僕もショーンのことをずっと見てきましたし、そしてずっと一緒に戦ってきた相手なので、お互いがお互いの気持ちを想像で感じとれるような部分があります。最年長での北京オリンピックへのチャレンジは当然すごいことだと思いましたが、それ以上のところでお互いに通じる気持ちがあったように感じています。


■金メダルに詰まった価値と重み

――東京2020オリンピックでは、スケートボードで出場されました。23歳という年齢で夏冬合わせて4回オリンピックに出て3大会でメダルをとっているという事実は、すでにオリンピック史に名を残すレジェンド的存在であることを示していると思います。東京2020オリンピックからここまで、時間もすごく短かったと思いますが、スケートボードへの挑戦が及ぼした影響はありましたか。夏と冬のオリンピックで違いを感じたことはありましたか。

 東京2020オリンピックにスケートボードで出場するというのは、新しい挑戦でした。今まで積み上げたものから離れてそこへ飛び込むのは、スノーボードをやり続けることよりも難しいことだと分かっていました。それを覚悟の上で進んでいったので、当然結果だけが狙いだったわけでもありません。「僕にはスノーボードしかない」という気持ちに怖さを感じたり、スノーボードだけじゃない違う目線が欲しかったりしたからこそ、もっといろいろなこと知るべきだしチャレンジする経験を重ねたいと思っていたのです。
 人と違う道を行くのは甘くないことです。スケボーの世界にもとんでもない選手たちがいますから、心が折れかけたことは何度もありました。でも、普段行かない国を訪問したり、スノーボードをやっている人とはまた違う普段触れ合うことのないような人たちとのセッションができたりと、違う景色を見ることができますよね。いろいろな意味で自由にあふれていて、いろいろなスタイル、形、色などがそれぞれあって、見ていて刺激になりました。
 でも実際のところ、僕の中ではつらいことがほとんどでした。今回、東京2020オリンピックから半年しかない期間で北京2022冬季オリンピックを目指したわけですが、僕はチャレンジャーで、みんなをどこまで抜かしていけるかという自分との闘いの中で大きなプレッシャーを感じていました。ただ、長く不安と向き合ってきた時期があったからこそ、そのプレッシャーを何とも思わずに済んだのかとも思っていますし、そういう気持ちになれたのも、全ての経験が自分を強くしてくれたからだと感じます。この半年間で、今までの自分を上回る成長ができました。本当にここまで来られると思っていなかったのですが、こうやってメダルをゲットできたのも皆さんのおかげがあって達成できたことだと思います。

――金メダルと銀メダルは全然違うものですか。

 やってきた内容が違うのでやはり別物です。これまではその4年間をスノーボードだけに全部懸けてやってきました。でも、スノーボードだけに全てを懸けるのはもったいない、もっといろいろなことをできるのではないかと考えて、今回はいろいろなチャレンジをしてきたので、隙間のないずっしり詰まった大会になりました。気持ちも考え方も挑戦している内容もガラッと変わった4年間で、プラスの意味で成長できたのかなと思いますし、そういう思いがメダルに詰まっているのかなと感じますね。

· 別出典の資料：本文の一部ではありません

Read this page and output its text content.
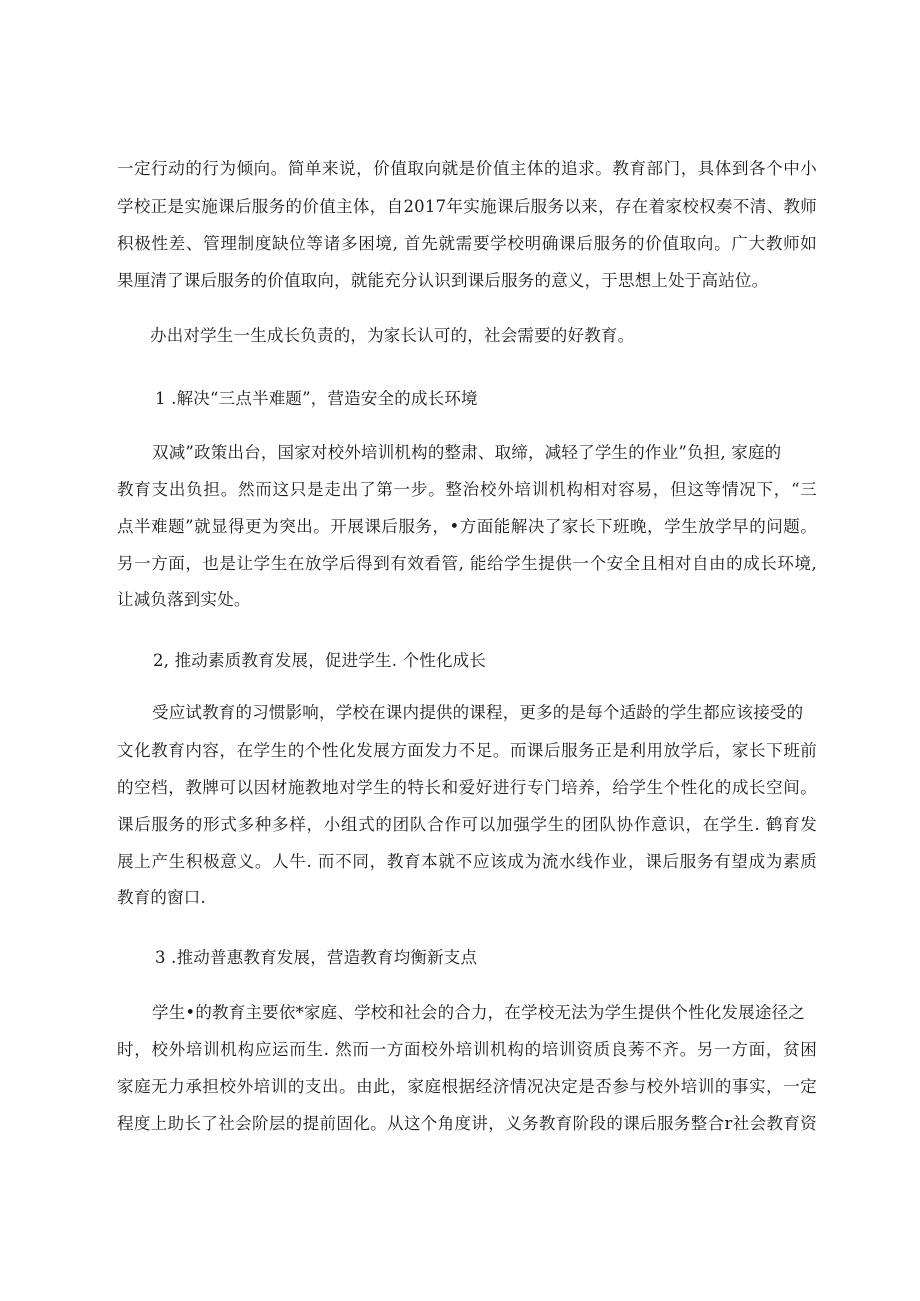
一定行动的行为倾向。简单来说，价值取向就是价值主体的追求。教育部门，具体到各个中小
学校正是实施课后服务的价值主体，自2017年实施课后服务以来，存在着家校权奏不清、教师
积极性差、管理制度缺位等诸多困境, 首先就需要学校明确课后服务的价值取向。广大教师如
果厘清了课后服务的价值取向，就能充分认识到课后服务的意义，于思想上处于高站位。
办出对学生一生成长负责的，为家长认可的，社会需要的好教育。
1 .解决“三点半难题”，营造安全的成长环境
双减”政策出台，国家对校外培训机构的整肃、取缔，减轻了学生的作业”负担, 家庭的
教育支出负担。然而这只是走出了第一步。整治校外培训机构相对容易，但这等情况下，“三
点半难题”就显得更为突出。开展课后服务，•方面能解决了家长下班晚，学生放学早的问题。
另一方面，也是让学生在放学后得到有效看管, 能给学生提供一个安全且相对自由的成长环境,
让减负落到实处。
2, 推动素质教育发展，促进学生. 个性化成长
受应试教育的习惯影响，学校在课内提供的课程，更多的是每个适龄的学生都应该接受的
文化教育内容，在学生的个性化发展方面发力不足。而课后服务正是利用放学后，家长下班前
的空档，教牌可以因材施教地对学生的特长和爱好进行专门培养，给学生个性化的成长空间。
课后服务的形式多种多样，小组式的团队合作可以加强学生的团队协作意识，在学生. 鹤育发
展上产生积极意义。人牛. 而不同，教育本就不应该成为流水线作业，课后服务有望成为素质
教育的窗口.
3 .推动普惠教育发展，营造教育均衡新支点
学生•的教育主要依*家庭、学校和社会的合力，在学校无法为学生提供个性化发展途径之
时，校外培训机构应运而生. 然而一方面校外培训机构的培训资质良莠不齐。另一方面，贫困
家庭无力承担校外培训的支出。由此，家庭根据经济情况决定是否参与校外培训的事实，一定
程度上助长了社会阶层的提前固化。从这个角度讲，义务教育阶段的课后服务整合r社会教育资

――ここから先、また新たなチャレンジをしていく平野選手を応援し続けていきたいと思います。ありがとうございました。

 ありがとうございます。

■プロフィール
平野 歩夢(ひらの・あゆむ)
1998年11月29日生まれ。新潟県出身。
4歳でスケートボードとスノーボードを始める。2014年ソチオリンピックではスノーボード男子ハーフパイプで銀メダルを獲得。15歳74日でのメダル獲得は、冬季オリンピック日本人史上最年少記録。18年平昌オリンピックでは同種目2大会連続となる銀メダルを獲得。21年東京2020オリンピックではスケートボード男子パークに出場、日本人5人目となる夏冬オリンピック出場選手となった。北京2022冬季オリンピックではスノーボード男子ハーフパイプで悲願の金メダルを獲得。TOKIOインカラミ所属。